I have three Guayaberas that belonged to him.
I keep them hung in the back of the closet.
Far enough away so I don't have to see them
but close enough for when I need to.

The beige one I gave him for Christmas.
The way he liked them, with left
and right breast pockets, soft linen,
sturdy buttons down the middle.

The sky-blue one he wore, his last Father's Day.
He hated taking pictures, but he agreed
for some reason, and all ten of us took turns
posing with him in the backyard, by the cacti.

The gray one I saw him in one afternoon
as he stood by the front gate. His eyes matched the shirt.
His eyes changed colors often, depending
on the weather, his mood. It was overcast that day.
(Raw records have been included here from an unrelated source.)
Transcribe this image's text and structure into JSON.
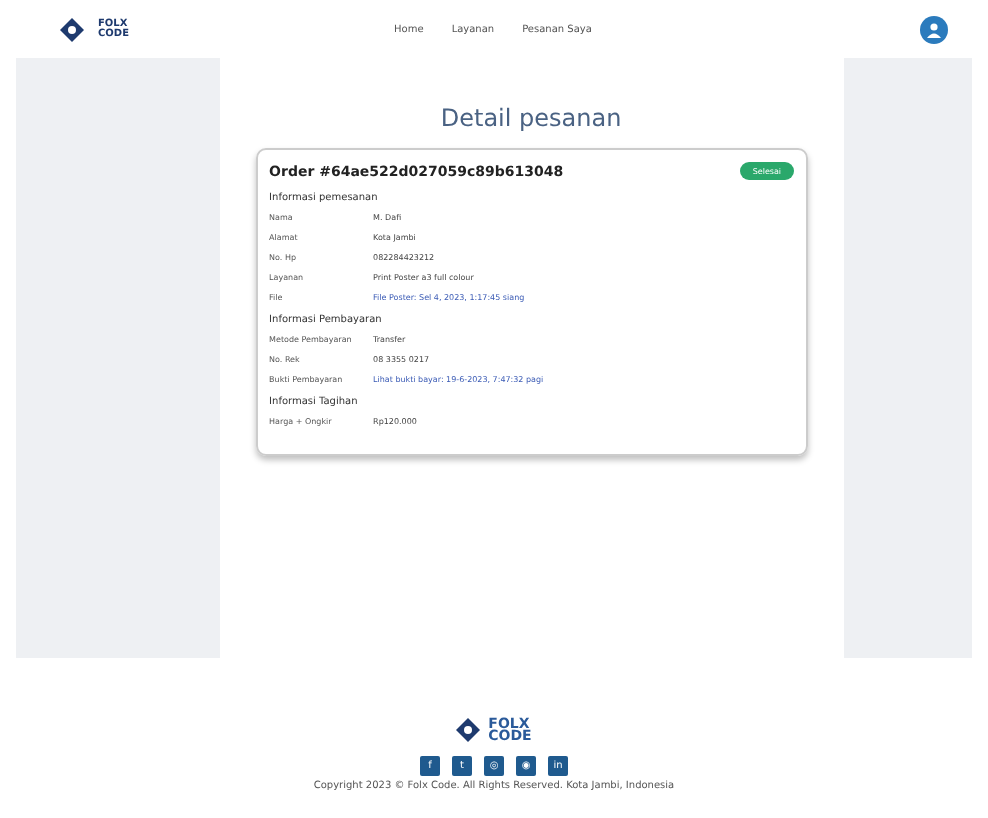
{
  "header": {
    "logo": "FOLX CODE",
    "nav": [
      "Home",
      "Layanan",
      "Pesanan Saya"
    ]
  },
  "title": "Detail pesanan",
  "order": {
    "title": "Order #64ae522d027059c89b613048",
    "status": "Selesai",
    "sections": [
      {
        "heading": "Informasi pemesanan",
        "rows": [
          {
            "label": "Nama",
            "value": "M. Dafi",
            "kind": "text"
          },
          {
            "label": "Alamat",
            "value": "Kota Jambi",
            "kind": "text"
          },
          {
            "label": "No. Hp",
            "value": "082284423212",
            "kind": "text"
          },
          {
            "label": "Layanan",
            "value": "Print Poster a3 full colour",
            "kind": "text"
          },
          {
            "label": "File",
            "value": "File Poster: Sel 4, 2023, 1:17:45 siang",
            "kind": "link"
          }
        ]
      },
      {
        "heading": "Informasi Pembayaran",
        "rows": [
          {
            "label": "Metode Pembayaran",
            "value": "Transfer",
            "kind": "text"
          },
          {
            "label": "No. Rek",
            "value": "08 3355 0217",
            "kind": "text"
          },
          {
            "label": "Bukti Pembayaran",
            "value": "Lihat bukti bayar: 19-6-2023, 7:47:32 pagi",
            "kind": "link"
          }
        ]
      },
      {
        "heading": "Informasi Tagihan",
        "rows": [
          {
            "label": "Harga + Ongkir",
            "value": "Rp120.000",
            "kind": "text"
          }
        ]
      }
    ]
  },
  "footer": {
    "logo": [
      "FOLX",
      "CODE"
    ],
    "social": [
      "f",
      "t",
      "◎",
      "◉",
      "in"
    ],
    "copyright": "Copyright 2023 © Folx Code. All Rights Reserved. Kota Jambi, Indonesia"
  }
}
I asked my mom to give them to me
when he passed away. I felt like a scavenger
looking through his clothes,
a mountain of blues, grays, and browns.

They were the only colors he wore because, he said,
other colors were for funerals or weddings.
I always thought they were the colors
he could relate to.

All those days spent on farms as a young boy,
a man had translated into this.
He dressed in what he missed most.
Open skies, fields, and rivers.

I didn't want anything else.
Not his white sombrero, his light navy raincoat,
the black handkerchief he carried to wipe his brow.
Just these three shirts.

Some days, when I feel his memory fading,
I hold them near, embrace them.
His scent still lives in them—it's of leaves, citrus,
freshly seeded soil, like Fall before the harvest.